If you are a person who cares about economic inequality, and the inordinate influence of money on our democracy, and Wall Street’s unaccountability and plunder of public resources—a well-informed person, in other words—you were probably disappointed to learn that Elizabeth Warren would not be running for president, because she is the strongest mainstream political voice in America who speaks out intelligently in favor of addressing those very issues. Some would have you believe that Warren’s decision not to enter the race means that those of you who believe in the causes that she champions should not slide over into the camp of The Inevitable Nominee Hillary Clinton, who will reward you with, perhaps, a gentle leftward nod and wink during the course of her staunchly centrist campaign.
“There are frequent references to a Warren wing of the Democratic party and to the need to appeal to it,” Bloomberg writes. “Hillary Clinton, the Democratic front-runner, is openly courting her.” In the New Yorker, Ryan Lizza says that “Clinton has taken notice” of Warren, already making overt efforts to enfold her in the comforting embrace of Planet Hillary.
I say to everyone who supports Elizabeth Warren’s eminently reasonable positions on issues of basic fairness: hope is not lost. You do not have to throw up your hands in despair and slide your support over to Hillary Clinton. The inevitability of Hillary Clinton’s triumph is a facade, manufactured by a team of political consultants for the purpose of making her victory easier by encouraging any and all opponents to give up and fade away. There is absolutely no reason that progressives should lay down and surrender to Hillary Clinton—who is a calculating and talented politician who is better than a Republican, but who cannot be called a progressive if that term is to mean anything. Even as Hillary Clinton mouths platitudes about fighting inequality, her own legion of Wall Street backers does not take any of it seriously. “She’s not saying that a hedge fund manager shouldn’t be making what they’re making,” one financier shrugged to Politico. “Just that someone in another job shouldn’t be making 300 times less.”
In fact, a hedge fund manager shouldn’t be making what they’re making.
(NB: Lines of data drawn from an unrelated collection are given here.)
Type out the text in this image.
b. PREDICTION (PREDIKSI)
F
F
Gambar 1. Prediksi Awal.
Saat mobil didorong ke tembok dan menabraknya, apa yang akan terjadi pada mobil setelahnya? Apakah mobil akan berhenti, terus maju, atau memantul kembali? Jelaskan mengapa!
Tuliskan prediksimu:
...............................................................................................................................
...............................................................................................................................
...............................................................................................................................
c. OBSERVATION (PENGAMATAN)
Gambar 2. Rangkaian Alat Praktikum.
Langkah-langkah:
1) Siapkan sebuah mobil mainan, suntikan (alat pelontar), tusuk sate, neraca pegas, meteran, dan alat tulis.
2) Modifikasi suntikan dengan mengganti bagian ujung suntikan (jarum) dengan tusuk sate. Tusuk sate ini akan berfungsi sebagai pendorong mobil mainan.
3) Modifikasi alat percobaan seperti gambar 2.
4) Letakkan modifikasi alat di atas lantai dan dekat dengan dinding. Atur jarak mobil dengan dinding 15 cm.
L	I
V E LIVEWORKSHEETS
If you have enough of a sense of justice to understand that, there is no reason for you to feel that your vote is already a foregone conclusion, a year and a half before the actual election. Even without Elizabeth Warren, there is a candidate in the race who represents true progressive ideals. That candidate is Bernie Sanders.
Bernie Sanders favors an expanded social safety net to protect the poor.
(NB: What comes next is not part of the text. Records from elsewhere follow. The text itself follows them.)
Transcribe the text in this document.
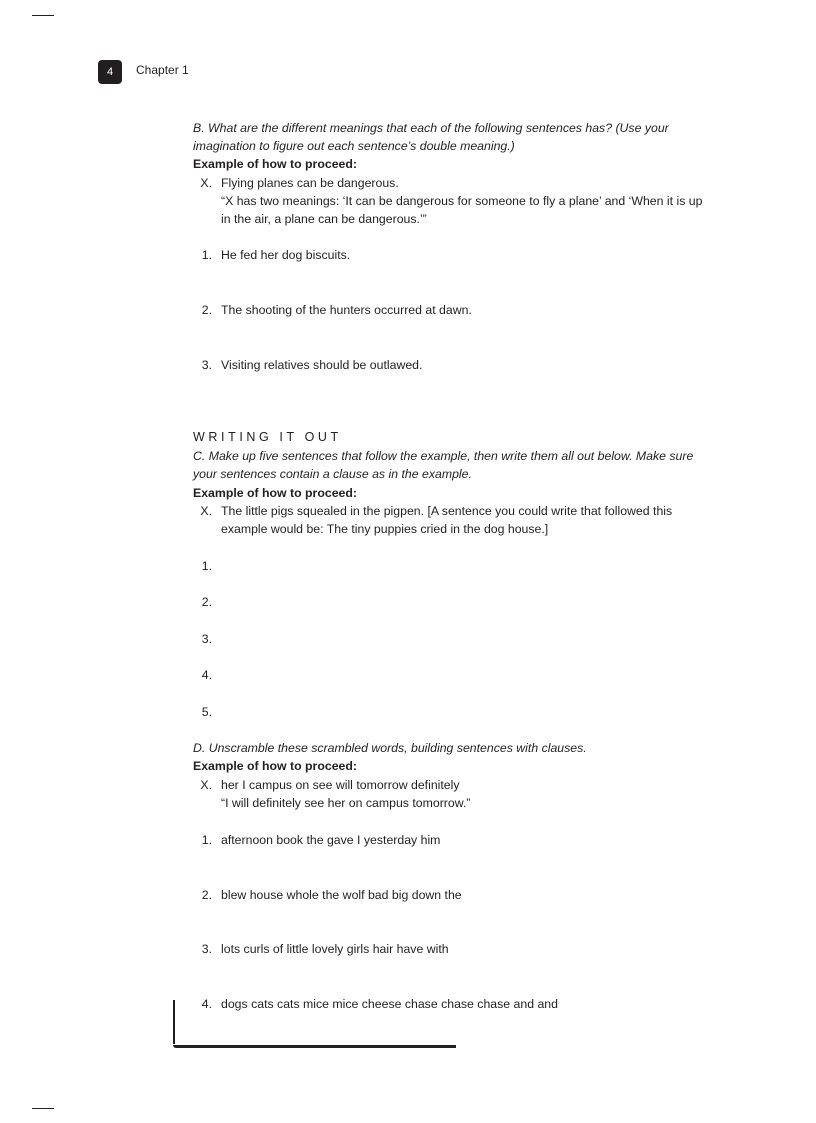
4	Chapter 1
B. What are the different meanings that each of the following sentences has? (Use your
imagination to figure out each sentence’s double meaning.)
Example of how to proceed:
X. Flying planes can be dangerous.
“X has two meanings: ‘It can be dangerous for someone to fly a plane’ and ‘When it is up
in the air, a plane can be dangerous.’”
1. He fed her dog biscuits.
2. The shooting of the hunters occurred at dawn.
3. Visiting relatives should be outlawed.
WRITING IT OUT
C. Make up five sentences that follow the example, then write them all out below. Make sure
your sentences contain a clause as in the example.
Example of how to proceed:
X. The little pigs squealed in the pigpen. [A sentence you could write that followed this
example would be: The tiny puppies cried in the dog house.]
1.
2.
3.
4.
5.
D. Unscramble these scrambled words, building sentences with clauses.
Example of how to proceed:
X. her I campus on see will tomorrow definitely
“I will definitely see her on campus tomorrow.”
1. afternoon book the gave I yesterday him
2. blew house whole the wolf bad big down the
3. lots curls of little lovely girls hair have with
4. dogs cats cats mice mice cheese chase chase chase and and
Bernie Sanders favors a single-payer public health care system for all.
Bernie Sanders favors breaking up the “Too Big to Fail” Wall Street banks that pulled the world into a global recession in 2008.
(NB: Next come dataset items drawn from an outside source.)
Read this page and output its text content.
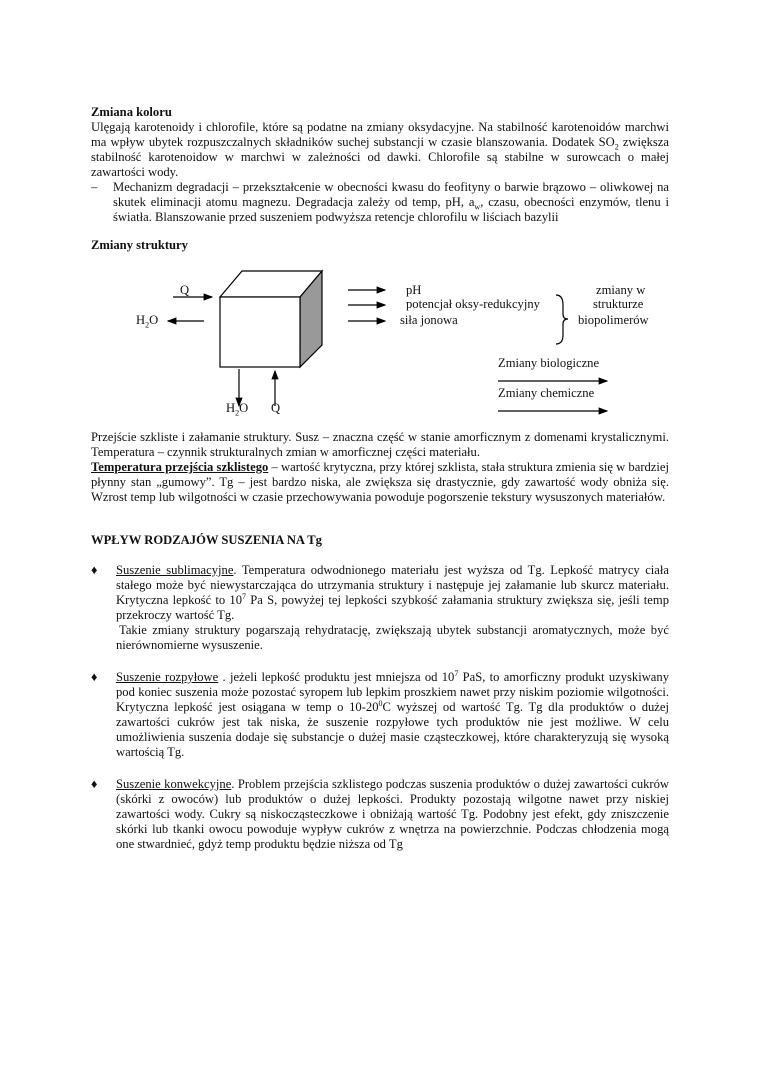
Zmiana koloru
Ulęgają karotenoidy i chlorofile, które są podatne na zmiany oksydacyjne. Na stabilność karotenoidów marchwi ma wpływ ubytek rozpuszczalnych składników suchej substancji w czasie blanszowania. Dodatek $SO_2$ zwiększa stabilność karotenoidow w marchwi w zależności od dawki. Chlorofile są stabilne w surowcach o małej zawartości wody.
– Mechanizm degradacji – przekształcenie w obecności kwasu do feofityny o barwie brązowo – oliwkowej na skutek eliminacji atomu magnezu. Degradacja zależy od temp, pH, $a_w$, czasu, obecności enzymów, tlenu i światła. Blanszowanie przed suszeniem podwyższa retencje chlorofilu w liściach bazylii
Zmiany struktury
Q
$H_2O$
$H_2O$ Q
pH
potencjał oksy-redukcyjny
siła jonowa
zmiany w
strukturze
biopolimerów
Zmiany biologiczne
Zmiany chemiczne
Przejście szkliste i załamanie struktury. Susz – znaczna część w stanie amorficznym z domenami krystalicznymi. Temperatura – czynnik strukturalnych zmian w amorficznej części materiału.
Temperatura przejścia szklistego – wartość krytyczna, przy której szklista, stała struktura zmienia się w bardziej płynny stan „gumowy”. Tg – jest bardzo niska, ale zwiększa się drastycznie, gdy zawartość wody obniża się. Wzrost temp lub wilgotności w czasie przechowywania powoduje pogorszenie tekstury wysuszonych materiałów.
WPŁYW RODZAJÓW SUSZENIA NA Tg
♦ Suszenie sublimacyjne. Temperatura odwodnionego materiału jest wyższa od Tg. Lepkość matrycy ciała stałego może być niewystarczająca do utrzymania struktury i następuje jej załamanie lub skurcz materiału. Krytyczna lepkość to $10^7$ Pa S, powyżej tej lepkości szybkość załamania struktury zwiększa się, jeśli temp przekroczy wartość Tg.
Takie zmiany struktury pogarszają rehydratację, zwiększają ubytek substancji aromatycznych, może być nierównomierne wysuszenie.
♦ Suszenie rozpyłowe . jeżeli lepkość produktu jest mniejsza od $10^7$ PaS, to amorficzny produkt uzyskiwany pod koniec suszenia może pozostać syropem lub lepkim proszkiem nawet przy niskim poziomie wilgotności. Krytyczna lepkość jest osiągana w temp o $10-20^0C$ wyższej od wartość Tg. Tg dla produktów o dużej zawartości cukrów jest tak niska, że suszenie rozpyłowe tych produktów nie jest możliwe. W celu umożliwienia suszenia dodaje się substancje o dużej masie cząsteczkowej, które charakteryzują się wysoką wartością Tg.
♦ Suszenie konwekcyjne. Problem przejścia szklistego podczas suszenia produktów o dużej zawartości cukrów (skórki z owoców) lub produktów o dużej lepkości. Produkty pozostają wilgotne nawet przy niskiej zawartości wody. Cukry są niskocząsteczkowe i obniżają wartość Tg. Podobny jest efekt, gdy zniszczenie skórki lub tkanki owocu powoduje wypływ cukrów z wnętrza na powierzchnie. Podczas chłodzenia mogą one stwardnieć, gdyż temp produktu będzie niższa od Tg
Bernie Sanders favors a $15 per hour minimum wage.
Bernie Sanders favors stronger support for organized labor.
Bernie Sanders also favors legalizing marijuana, by the way.
Compare the positions of Bernie Sanders with those of Elizabeth Warren. Anyone who feels strongly about the economic and social causes championed by Warren will have little choice but to recognize that Bernie Sanders fully embraces most of the same causes, and the same policy solutions. There is no need to make some emotional, over-the-top, campaign ad-style plea here. Look at what the candidates believe. Vote for the candidate who represents what you believe.
Three and a half decades of rising inequality must stop, or else. Bernie Sanders should have the support of everyone in this country smart enough to understand that. Everyone including Elizabeth Warren.